Elara's eyes stayed fixed ahead, but her mind fought not to get lost in what surrounded them. Soldiers' bodies lay scattered across the streets, some still clutching weapons, others twisted into impossible shapes. Many were without D-Armillas — removed in haste, in fear, or too late. Some had been partially devoured, the concrete around them stained with dark blood mixed with synthetic oil.

Among them, fallen D-Animals.

Some clearly Ferus, torn apart by military force. Others… not. Others bore marks too clean, too familiar. Plates ripped away by force, circuits exposed, mouths frozen open in a final snarl that never ended.

Uthos.

Elara felt her stomach churn.

— Don't look. — she repeated mentally. — Not now.

The smell was the worst.

Burned metal. Leaked oil. Old blood. Hot dust. A sickly-sweet odor that clung to the back of the throat and made eyes sting. The entire city smelled like an ending.

Fenrir slowed slightly for a moment, veering around a pile of soldiers stacked against a partially collapsed wall. Elara felt the jolt reverberate through her spine, the wounds on her back protesting with a throbbing, insistent pain. She bit her lower lip, refusing to make a sound.

Behind her, Catherine remained tied to the plank, breathing short and uneven. The woman kept her eyes closed, perhaps praying, perhaps simply trying not to go mad from the sounds and smells around them.

Rafael continued in absolute silence.

His cold gaze scanned the streets through shared vision with Cain, calculating routes, angles, shadows. His jaw was locked, facial muscles tense. He said nothing — but his entire body was ready to react.

Lucas, meanwhile, began to tremble slightly.

Rafael noticed.

Without a word, he adjusted the boy's position, pulling him closer against his chest, shielding him from what his eyes didn't need to see. Lucas tightened his fingers in Rafael's jacket, burying his face in the dust- and soot-stained fabric.

— "It's okay…" — Rafael murmured, almost inaudible. It wasn't certainty. It was an empty promise. But it was all there was.

Elara heard it.

And something tightened even more inside her.

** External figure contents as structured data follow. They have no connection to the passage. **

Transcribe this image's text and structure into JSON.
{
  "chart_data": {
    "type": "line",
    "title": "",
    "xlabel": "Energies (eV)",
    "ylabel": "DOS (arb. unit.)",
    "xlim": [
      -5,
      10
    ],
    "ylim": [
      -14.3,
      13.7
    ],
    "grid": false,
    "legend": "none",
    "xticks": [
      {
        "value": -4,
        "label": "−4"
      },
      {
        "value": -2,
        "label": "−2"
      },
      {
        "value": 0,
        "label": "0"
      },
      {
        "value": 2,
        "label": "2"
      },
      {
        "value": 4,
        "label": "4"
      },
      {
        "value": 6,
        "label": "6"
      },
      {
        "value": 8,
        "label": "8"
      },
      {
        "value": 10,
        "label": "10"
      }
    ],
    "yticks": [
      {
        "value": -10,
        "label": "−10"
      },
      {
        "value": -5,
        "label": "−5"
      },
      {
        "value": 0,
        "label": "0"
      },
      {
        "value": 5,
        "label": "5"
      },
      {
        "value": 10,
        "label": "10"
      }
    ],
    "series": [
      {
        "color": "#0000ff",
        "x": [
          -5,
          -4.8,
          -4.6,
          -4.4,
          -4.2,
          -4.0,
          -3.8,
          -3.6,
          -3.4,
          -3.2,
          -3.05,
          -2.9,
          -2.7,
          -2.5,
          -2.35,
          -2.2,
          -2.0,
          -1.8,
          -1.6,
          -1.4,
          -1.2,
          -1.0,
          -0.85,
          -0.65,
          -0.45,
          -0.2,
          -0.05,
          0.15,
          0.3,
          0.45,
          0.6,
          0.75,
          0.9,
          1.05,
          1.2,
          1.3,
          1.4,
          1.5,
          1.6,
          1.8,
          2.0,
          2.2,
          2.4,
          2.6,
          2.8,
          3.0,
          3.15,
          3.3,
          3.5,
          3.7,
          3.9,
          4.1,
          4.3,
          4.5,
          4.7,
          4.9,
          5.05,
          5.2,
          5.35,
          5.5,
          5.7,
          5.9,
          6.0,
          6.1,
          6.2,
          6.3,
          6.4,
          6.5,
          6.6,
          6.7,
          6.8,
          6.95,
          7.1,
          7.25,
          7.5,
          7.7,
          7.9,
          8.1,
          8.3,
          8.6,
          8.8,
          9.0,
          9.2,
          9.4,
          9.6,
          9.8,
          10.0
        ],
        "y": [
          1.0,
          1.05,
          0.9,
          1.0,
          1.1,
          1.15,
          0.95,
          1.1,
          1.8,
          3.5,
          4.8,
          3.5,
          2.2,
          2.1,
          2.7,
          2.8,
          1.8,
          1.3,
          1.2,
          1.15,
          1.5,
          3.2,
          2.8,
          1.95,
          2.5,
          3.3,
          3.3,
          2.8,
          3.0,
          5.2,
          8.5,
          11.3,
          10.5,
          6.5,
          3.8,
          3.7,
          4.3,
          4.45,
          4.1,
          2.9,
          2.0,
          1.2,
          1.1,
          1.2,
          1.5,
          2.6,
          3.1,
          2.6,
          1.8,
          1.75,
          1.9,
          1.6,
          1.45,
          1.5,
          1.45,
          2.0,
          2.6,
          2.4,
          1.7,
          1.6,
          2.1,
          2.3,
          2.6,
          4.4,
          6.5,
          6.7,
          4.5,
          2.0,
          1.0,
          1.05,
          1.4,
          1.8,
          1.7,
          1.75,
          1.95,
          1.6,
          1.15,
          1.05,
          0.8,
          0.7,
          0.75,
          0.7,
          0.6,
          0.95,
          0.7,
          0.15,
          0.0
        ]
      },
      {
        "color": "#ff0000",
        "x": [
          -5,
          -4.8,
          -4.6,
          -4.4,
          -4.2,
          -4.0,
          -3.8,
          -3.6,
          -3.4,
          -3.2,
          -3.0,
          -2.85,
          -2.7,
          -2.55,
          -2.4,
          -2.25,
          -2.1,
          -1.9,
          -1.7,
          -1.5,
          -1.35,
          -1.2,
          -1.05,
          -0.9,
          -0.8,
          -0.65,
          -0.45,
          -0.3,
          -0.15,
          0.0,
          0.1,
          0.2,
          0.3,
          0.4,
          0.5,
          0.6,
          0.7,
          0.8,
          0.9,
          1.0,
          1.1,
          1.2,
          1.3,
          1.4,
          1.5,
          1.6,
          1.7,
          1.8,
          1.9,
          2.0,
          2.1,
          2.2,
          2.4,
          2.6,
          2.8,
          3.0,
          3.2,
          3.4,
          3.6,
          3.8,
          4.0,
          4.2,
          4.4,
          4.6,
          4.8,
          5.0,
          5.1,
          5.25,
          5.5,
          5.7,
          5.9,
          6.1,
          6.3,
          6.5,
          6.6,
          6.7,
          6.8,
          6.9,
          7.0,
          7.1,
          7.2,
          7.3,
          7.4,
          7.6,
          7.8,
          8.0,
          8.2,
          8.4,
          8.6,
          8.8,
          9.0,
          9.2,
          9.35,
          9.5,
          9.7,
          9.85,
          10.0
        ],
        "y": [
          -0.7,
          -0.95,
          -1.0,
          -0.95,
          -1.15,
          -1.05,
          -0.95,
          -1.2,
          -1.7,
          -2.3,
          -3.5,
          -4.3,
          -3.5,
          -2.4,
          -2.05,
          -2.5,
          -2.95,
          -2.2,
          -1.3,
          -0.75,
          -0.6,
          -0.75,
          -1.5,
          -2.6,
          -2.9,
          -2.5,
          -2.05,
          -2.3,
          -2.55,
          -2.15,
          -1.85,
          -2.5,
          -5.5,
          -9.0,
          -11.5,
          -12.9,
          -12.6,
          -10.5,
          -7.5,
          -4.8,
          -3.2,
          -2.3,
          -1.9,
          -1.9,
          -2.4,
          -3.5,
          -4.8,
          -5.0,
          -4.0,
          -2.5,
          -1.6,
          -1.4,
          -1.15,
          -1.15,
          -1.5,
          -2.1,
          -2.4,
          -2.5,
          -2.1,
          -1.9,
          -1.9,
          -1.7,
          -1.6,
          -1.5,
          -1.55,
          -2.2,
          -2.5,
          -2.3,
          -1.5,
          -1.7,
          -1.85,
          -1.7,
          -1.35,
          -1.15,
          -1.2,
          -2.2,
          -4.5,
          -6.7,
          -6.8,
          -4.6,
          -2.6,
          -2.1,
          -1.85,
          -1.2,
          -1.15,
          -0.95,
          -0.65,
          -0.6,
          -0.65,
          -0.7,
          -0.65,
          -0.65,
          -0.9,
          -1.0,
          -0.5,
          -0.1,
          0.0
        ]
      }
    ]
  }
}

She took a deep breath, feeling the rough air scrape her lungs, and lifted her wrist slightly, adjusting Seung-Woo's D-Armilla closer against her body. She wouldn't let go of it. Not now. Not there.

— "Visio," — she thought, firm. — "Any strange movement… alert me."

The reply came as a gentle pulse in her mind.

Ahead, the city continued to crumble into ruins, lit only by distant fires and orange reflections on metallic surfaces. The path promised no safety. Only continuation.

And in that moment, continuing was all that mattered.